Aku segera berlari dalam kondisi tak mengenakan ini. Sial, pabrik itu cukup jauh dari sini. Aku tak tahu apakah mungkin bagiku untuk mencapai tempat itu dalam waktu lima menit saja. Baru sekarang aku menyesal telah membuang kesadaranku dengan minuman itu.

Sialan.

Beberapa saat aku berlari, aku baru sadar ada seseorang yang membuntutiku. Suara langkah kakinya hampir seirama denganku, manusiakah dia, atau salah satu Guardian? Sesaat aku berhenti dan membalik badanku, sekelebat bayangan menyembunyikan dirinya di balik gedung, ternyata manusia. Pikiran terburu-buru membuatku mengabaikannya. Aku harus mencapai target waktu lima menit, atau entah berapa bulan lagi aku harus menunggu badai itu terjadi lagi. Aku kembali berlari sekencang mungkin, suara langkah orang itu kembali membuntuti.

Irama nafasku kacau sekali ketika aku mencapai tempat itu. Benar-benar gelap, hanya sedikit penerangan dengan lampu pijar. Cahayanya memoles permukaan pagar besi yang sudah agak berkarat, kayu-kayu menyusun sebagian besar pabrik ini. Aku melompati pagar tinggi, tubuhku agak terhuyung-huyung ketika mendarat. Begitu kurasakan kehadiran pihak lain di belakangku. Dua orang rang tadi, masih saja mengikutiku. Tapi bukan saatnya untuk mengurusi mereka.

Beberapa saat aku terlarut dalam kebingunganku, alat komunikasi kehilangan sinyal, ditambah lagi terdengar bunyi ‘beep’ dari alat pemindai yang makin cepat.
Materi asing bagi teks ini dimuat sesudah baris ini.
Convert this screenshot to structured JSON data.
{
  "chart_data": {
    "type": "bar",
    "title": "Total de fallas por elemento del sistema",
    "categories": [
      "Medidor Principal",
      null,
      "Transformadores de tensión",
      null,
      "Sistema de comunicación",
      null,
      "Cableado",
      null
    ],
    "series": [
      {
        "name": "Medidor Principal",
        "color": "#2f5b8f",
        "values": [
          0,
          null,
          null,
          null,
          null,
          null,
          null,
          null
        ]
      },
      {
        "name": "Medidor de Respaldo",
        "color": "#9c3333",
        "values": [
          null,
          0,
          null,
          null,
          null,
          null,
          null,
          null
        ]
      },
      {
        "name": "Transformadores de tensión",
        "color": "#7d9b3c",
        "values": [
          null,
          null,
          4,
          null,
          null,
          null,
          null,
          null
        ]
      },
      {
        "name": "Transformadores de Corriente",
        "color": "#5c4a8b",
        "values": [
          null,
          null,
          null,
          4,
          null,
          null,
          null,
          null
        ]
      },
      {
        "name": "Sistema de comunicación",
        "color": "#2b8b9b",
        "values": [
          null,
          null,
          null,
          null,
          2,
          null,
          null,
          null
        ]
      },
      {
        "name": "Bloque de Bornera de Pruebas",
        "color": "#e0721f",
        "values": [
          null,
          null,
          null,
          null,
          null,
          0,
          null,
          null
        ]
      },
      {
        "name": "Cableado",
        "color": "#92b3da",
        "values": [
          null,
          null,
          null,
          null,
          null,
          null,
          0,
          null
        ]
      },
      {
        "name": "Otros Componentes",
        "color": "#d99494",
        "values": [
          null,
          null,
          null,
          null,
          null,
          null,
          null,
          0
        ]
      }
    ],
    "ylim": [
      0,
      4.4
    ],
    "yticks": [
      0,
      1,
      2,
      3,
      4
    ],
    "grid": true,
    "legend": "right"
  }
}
Pabrik ini sangat luas, aku tak tahu dimana portal itu sekarang.

Mendadak suara keras menggelegar terdengar menggaung dari balik dinding, tepat di depanku. Kayu-kayu beterbangan sebelum kemudian tertarik kembali ke dalam portal. Kilat-kilat keunguan menyambar-nyambar keluar dari sana. Keadaan di sini langsung berubah, angin berhembus kencang, lampu berkedap-kedip. Angin itu mengibaskan helaian rambutku hingga seluruh mataku tak mampu melihatnya begitu jelas. Aku rasa itulah portalnya. Aku bisa merasakan kakiku bergetar hebat saat ini.

Hidupku, kupertaruhkan. Antara hidup dan mati, kuharap portal ini bisa membawaku sampai ke sana, bukan ke alam lain dimana aku tak memiliki tubuh lagi.